Furthermore, the leverage ratios that can be used may change based on campaigns or the market situation.
If the maintenance margin rate falls below 30%, this will trigger a Loss-cut, positions will be forcibly liquidated, and borrowings will be automatically cancelled.
The maintenance margin rate is calculated using the following formula:
(Deposited margin ± unrealized profit or loss (marginal profit or marginal loss and incurred borrowing fees)) ÷ deposited margin × 100(%)
Call for additional margin collateral
If at the time of liquidating a position there arises a loss that is greater than the amount of the deposited margin, due to factors such as sudden fluctuations in the market price, an amount of money to cover the shortfall may be collected from the customer’s account. If the balance in Japanese yen of the customer’s account goes into negative, that customer will be unable to engage in any kind of virtual currency trades on Zaif (except for selling of virtual currencies that that customer holds) or transfer any of his or her retained virtual currencies to another customer’s account or to an external wallet, until the Customer deposits more money into his or her account to cover the shortfall.
A customer is never asked to provide additional margin collateral (a so-called margin call) if his or her account balance goes into negative.
Commission on profit made from leveraged trades
If in the course of margin trading on Zaif a customer engages in a margin trade at a leverage ratio of 2:1 or greater and at the time of liquidation the customer makes a profit, commission of an amount equivalent to 0.7% of the profit amount will be charged on that profit.
However, commission is not charged on profits made from trades at a leverage ratio of 1:1.

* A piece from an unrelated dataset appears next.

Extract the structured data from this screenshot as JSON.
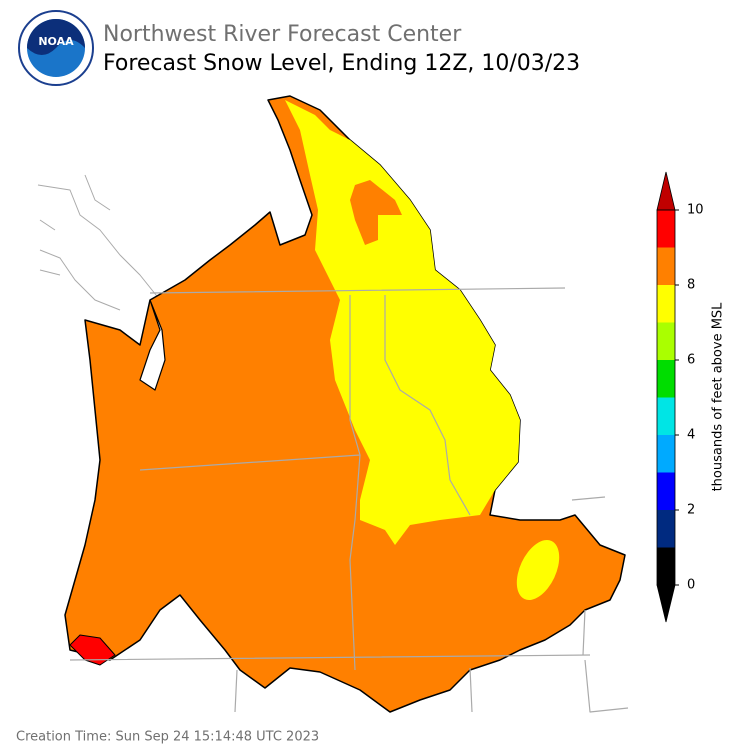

When liquidating an open position arising from a margin trade, the difference between the liquidation price and the price determined at the time of purchase or sale is the profit or loss; however, neither the principal margin nor any profit is guaranteed, and if the liquidation price fluctuates in the direction that disadvantages the customer (i.e., the price drops against a long margin position or the price increases against a short margin position), then the customer may incur a loss.
Leveraging in margin trading carries a high risk. The higher the leverage ratio is, the greater a trade can be in comparison with the amount of funds actually invested (including the amount of the margin deposited) and therefore, while you can potentially expect great profit, it can also result in a great loss if the market price differs to what was predicted.
Profits or losses are not confirmed until a liquidation order is made; however, forced liquidation could possibly be executed in accordance with the Loss-cut rule described above.
Furthermore, note that even in cases where a Loss-cut has been triggered, the liquidation price is influenced by market conditions; therefore, it means that there is no guarantee that 30% of the margin will remain, and there is the possibility of a customer incurring a loss that exceeds the maintenance margin rate of the margin he or she has deposited.
As stop-loss orders are also influenced by market conditions at the time, similar to a Loss-cut, it means that liquidation of stop-loss orders won’t necessarily be at the price that was set.
In margin trading, an opposing trade for a customer’s open position can be made difficult by market trends, trading volumes, and the like, and there is the possibility of a greater loss.
Please refer to the [“Explanation of Easy Trading and Orderbook Trading（Document for Delivery Prior to Conclusion of Contract）” section of the document “Explanations on Our Services”] for other risks associated with trading of handled virtual currencies.